The story of the Tropicana packaging re-design reminds us that re-designing and re-launching a brand is fraught with hurdles that must be carefully navigated. But these lessons aren’t only reserved for the big guys. There is something here for all brands.
The goal is…?
The brand team need to be crystal clear as to what their objectives are. Without a clear direction, any re-design is destined for disaster. Is the brand is looking tired on shelf and does it need a refresh? Does space on shelf need to be reduced to make room for new products? Does the overall level of packaging need to be reduced in line with new regulations? The design response to each of these questions could be very different.
More sales please!
This is usually what drives a re-design. Sales have stagnated and need to be invigorated. Or maybe, the sales pattern is not in line with the market and the brand’s position. With new brands entering the marketplace, own labels undergoing redesigns, a brand leader must at least keep up with the pack. Commercially, this is all about driving sales and ensuring that competitors don’t steal consumers with their shiny new outfits.
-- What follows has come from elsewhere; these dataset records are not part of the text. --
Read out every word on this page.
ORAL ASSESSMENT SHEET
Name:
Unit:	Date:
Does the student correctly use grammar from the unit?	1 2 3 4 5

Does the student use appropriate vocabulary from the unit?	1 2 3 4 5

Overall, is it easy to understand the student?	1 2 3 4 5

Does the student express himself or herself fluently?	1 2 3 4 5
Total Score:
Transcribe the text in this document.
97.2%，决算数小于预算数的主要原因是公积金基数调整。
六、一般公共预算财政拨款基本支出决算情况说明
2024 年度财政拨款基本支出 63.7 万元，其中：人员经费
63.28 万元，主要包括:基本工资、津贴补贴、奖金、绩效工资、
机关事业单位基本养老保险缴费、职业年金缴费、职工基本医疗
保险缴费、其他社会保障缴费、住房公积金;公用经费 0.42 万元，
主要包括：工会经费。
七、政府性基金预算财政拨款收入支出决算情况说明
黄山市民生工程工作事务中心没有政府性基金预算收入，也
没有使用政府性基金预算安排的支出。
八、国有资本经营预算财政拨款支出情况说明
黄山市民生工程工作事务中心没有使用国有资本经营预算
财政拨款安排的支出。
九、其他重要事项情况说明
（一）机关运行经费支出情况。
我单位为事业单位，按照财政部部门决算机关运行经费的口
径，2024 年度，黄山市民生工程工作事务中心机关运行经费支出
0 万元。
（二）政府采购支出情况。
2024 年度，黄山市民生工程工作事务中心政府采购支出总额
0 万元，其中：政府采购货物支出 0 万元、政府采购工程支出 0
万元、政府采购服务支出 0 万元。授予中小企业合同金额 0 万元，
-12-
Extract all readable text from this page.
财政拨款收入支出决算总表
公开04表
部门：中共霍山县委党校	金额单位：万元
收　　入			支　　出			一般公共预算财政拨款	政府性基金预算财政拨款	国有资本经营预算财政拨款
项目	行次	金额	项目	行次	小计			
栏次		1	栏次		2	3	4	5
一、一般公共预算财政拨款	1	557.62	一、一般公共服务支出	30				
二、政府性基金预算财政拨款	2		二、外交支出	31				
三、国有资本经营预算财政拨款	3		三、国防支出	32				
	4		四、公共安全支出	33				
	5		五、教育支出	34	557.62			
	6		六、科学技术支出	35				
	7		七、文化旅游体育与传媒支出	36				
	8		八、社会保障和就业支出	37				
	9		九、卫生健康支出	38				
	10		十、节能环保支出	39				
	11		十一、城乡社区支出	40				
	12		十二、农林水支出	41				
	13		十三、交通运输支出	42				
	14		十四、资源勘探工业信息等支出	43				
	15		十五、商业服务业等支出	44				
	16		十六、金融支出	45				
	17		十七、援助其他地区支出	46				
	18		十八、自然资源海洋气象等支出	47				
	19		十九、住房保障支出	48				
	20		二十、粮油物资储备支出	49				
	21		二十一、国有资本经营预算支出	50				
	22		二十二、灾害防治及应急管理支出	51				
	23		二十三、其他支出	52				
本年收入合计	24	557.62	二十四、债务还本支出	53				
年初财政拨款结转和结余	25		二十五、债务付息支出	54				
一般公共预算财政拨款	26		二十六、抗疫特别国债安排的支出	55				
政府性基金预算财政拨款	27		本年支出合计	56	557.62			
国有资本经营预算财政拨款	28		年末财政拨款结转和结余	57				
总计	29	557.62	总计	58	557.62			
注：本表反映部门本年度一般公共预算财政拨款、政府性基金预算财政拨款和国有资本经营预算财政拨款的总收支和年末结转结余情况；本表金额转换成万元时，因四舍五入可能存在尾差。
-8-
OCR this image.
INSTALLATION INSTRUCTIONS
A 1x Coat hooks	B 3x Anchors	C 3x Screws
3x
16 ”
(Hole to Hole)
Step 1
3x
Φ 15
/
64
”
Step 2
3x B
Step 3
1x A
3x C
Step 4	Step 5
The umbrella brand has undergone a makeover and its various ranges need to be updated to reflect this. So, while a new logo is being rolled out, some brands think this is a good time to update the pack designs. But, could this be too much change all at once for consumers to handle? If the new look is unrecognisable, consumers will not find the brand on shelf, and not buy. A two-phase approach can be safer. This is even more relevant if a brand is considering updating its formulations.
Need more space for new stuff!
A brand might want to increase shelf space through the launch of new products or sub ranges. The current design may not be conducive to brand extensions. Or, due to retail space restrictions, the new products need to fit within the same space. Advances in packaging technology might offer new opportunities.